Consensus: Paxos and Raft

Picture five computers in five different data centres, wired together over a flaky network. Their one job sounds almost insultingly simple: agree on a single value — say, "the next command to run is withdraw \$50." Not a hard sum, not a clever algorithm. Just agree. And yet this is one of the deepest problems in all of computing, because the machines are unreliable (any of them can crash at the worst possible moment) and the network is unreliable (messages arrive late, out of order, duplicated, or never at all). No node can even tell the difference between "that server crashed" and "that server is fine but its reply is stuck in traffic."

This is the consensus problem, and it is the beating heart of every serious distributed system — the thing that lets a cluster of ordinary, failure-prone machines behave, from the outside, like one flawless machine that never forgets and never contradicts itself. Databases that stay consistent across continents, systems that elect a coordinator, locks that work across a whole cluster — all of them run a consensus protocol underneath. This page is about what consensus demands, why a simple majority is the trick that makes it possible, and how the two famous protocols — the venerable, brain-bending Paxos and its deliberately friendlier cousin Raft — actually reach agreement.

What "agreement" has to mean

Before we can solve consensus we have to pin down exactly what a correct solution owes us. A group of nodes, each starting with some proposed value, must all decide on one value, and the protocol must guarantee three properties:

Agreement (safety) — no two nodes ever decide on different values. This is the promise you can never break: two replicas that disagree about what happened are worse than useless.
Validity (integrity) — the value decided upon must be one that some node actually proposed. The system can't invent a command out of thin air.
Termination (liveness) — every non-crashed node eventually decides. It isn't enough to never be wrong; a protocol that stays silent forever is no use either.

The tension between the first and the last of these is the whole story. Agreement says "never, ever be inconsistent," and termination says "always make progress." In a world where machines crash and messages vanish, keeping both at once — and keeping them while nodes are dropping — is exactly what makes consensus a genuinely hard problem, not a homework exercise.

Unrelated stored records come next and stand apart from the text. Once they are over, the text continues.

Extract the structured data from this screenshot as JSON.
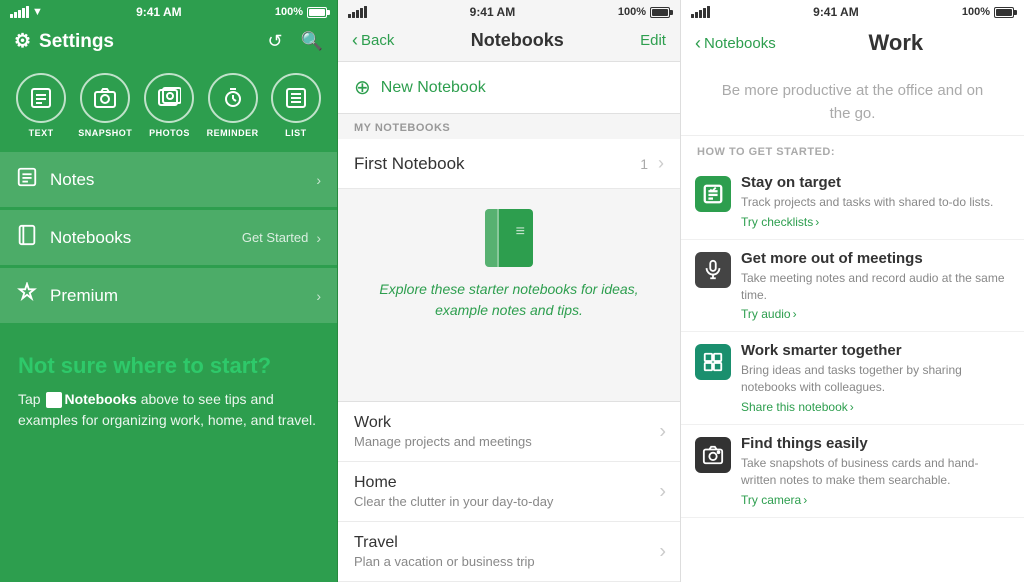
{
  "panel1": {
    "status": {
      "time": "9:41 AM",
      "battery": "100%"
    },
    "header": {
      "title": "Settings",
      "gear_icon": "⚙",
      "refresh_icon": "↺",
      "search_icon": "🔍"
    },
    "type_icons": [
      {
        "label": "TEXT",
        "icon": "☰"
      },
      {
        "label": "SNAPSHOT",
        "icon": "📷"
      },
      {
        "label": "PHOTOS",
        "icon": "🖼"
      },
      {
        "label": "REMINDER",
        "icon": "⏰"
      },
      {
        "label": "LIST",
        "icon": "☰"
      }
    ],
    "menu_items": [
      {
        "label": "Notes",
        "icon": "☰",
        "badge": "",
        "has_chevron": true
      },
      {
        "label": "Notebooks",
        "icon": "📓",
        "badge": "Get Started",
        "has_chevron": true
      },
      {
        "label": "Premium",
        "icon": "🛡",
        "badge": "",
        "has_chevron": true
      }
    ],
    "bottom": {
      "headline": "Not sure where to start?",
      "body": "Tap  Notebooks above to see tips and examples for organizing work, home, and travel.",
      "notebooks_word": "Notebooks"
    }
  },
  "panel2": {
    "status": {
      "time": "9:41 AM",
      "battery": "100%"
    },
    "header": {
      "back_label": "Back",
      "title": "Notebooks",
      "edit_label": "Edit"
    },
    "new_notebook": {
      "label": "New Notebook"
    },
    "section_header": "MY NOTEBOOKS",
    "notebooks": [
      {
        "name": "First Notebook",
        "count": "1"
      }
    ],
    "starter_text": "Explore these starter notebooks for ideas, example notes and tips.",
    "starter_items": [
      {
        "title": "Work",
        "desc": "Manage projects and meetings"
      },
      {
        "title": "Home",
        "desc": "Clear the clutter in your day-to-day"
      },
      {
        "title": "Travel",
        "desc": "Plan a vacation or business trip"
      }
    ]
  },
  "panel3": {
    "status": {
      "time": "9:41 AM",
      "battery": "100%"
    },
    "header": {
      "back_label": "Notebooks",
      "title": "Work"
    },
    "intro": "Be more productive at the office and on the go.",
    "how_to_header": "HOW TO GET STARTED:",
    "tips": [
      {
        "icon": "checklist",
        "icon_char": "☑",
        "icon_class": "green",
        "title": "Stay on target",
        "desc": "Track projects and tasks with shared to-do lists.",
        "link": "Try checklists"
      },
      {
        "icon": "microphone",
        "icon_char": "🎤",
        "icon_class": "dark",
        "title": "Get more out of meetings",
        "desc": "Take meeting notes and record audio at the same time.",
        "link": "Try audio"
      },
      {
        "icon": "share",
        "icon_char": "⊞",
        "icon_class": "teal",
        "title": "Work smarter together",
        "desc": "Bring ideas and tasks together by sharing notebooks with colleagues.",
        "link": "Share this notebook"
      },
      {
        "icon": "camera",
        "icon_char": "📷",
        "icon_class": "camera",
        "title": "Find things easily",
        "desc": "Take snapshots of business cards and hand-written notes to make them searchable.",
        "link": "Try camera"
      }
    ]
  }
}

The trick: majority quorums

Here is the single most important idea on this page. Whenever the cluster needs to commit to something, it does not wait for everyone to agree — that would grind to a halt the instant one machine crashed. Instead a decision is made by a majority: strictly more than half of the nodes. Such a group is called a quorum.

Why a majority, of all things? Because of one small, beautiful fact of arithmetic:

Any two majorities of the same set must overlap — they share at least one node.

The proof is a one-liner. Take N nodes. A majority is more than N/2 of them. If you had two majorities that shared no node, their sizes would add up to more than N/2 + N/2 = N distinct nodes — but there are only N nodes in total. Contradiction. So every pair of majorities has a node in common.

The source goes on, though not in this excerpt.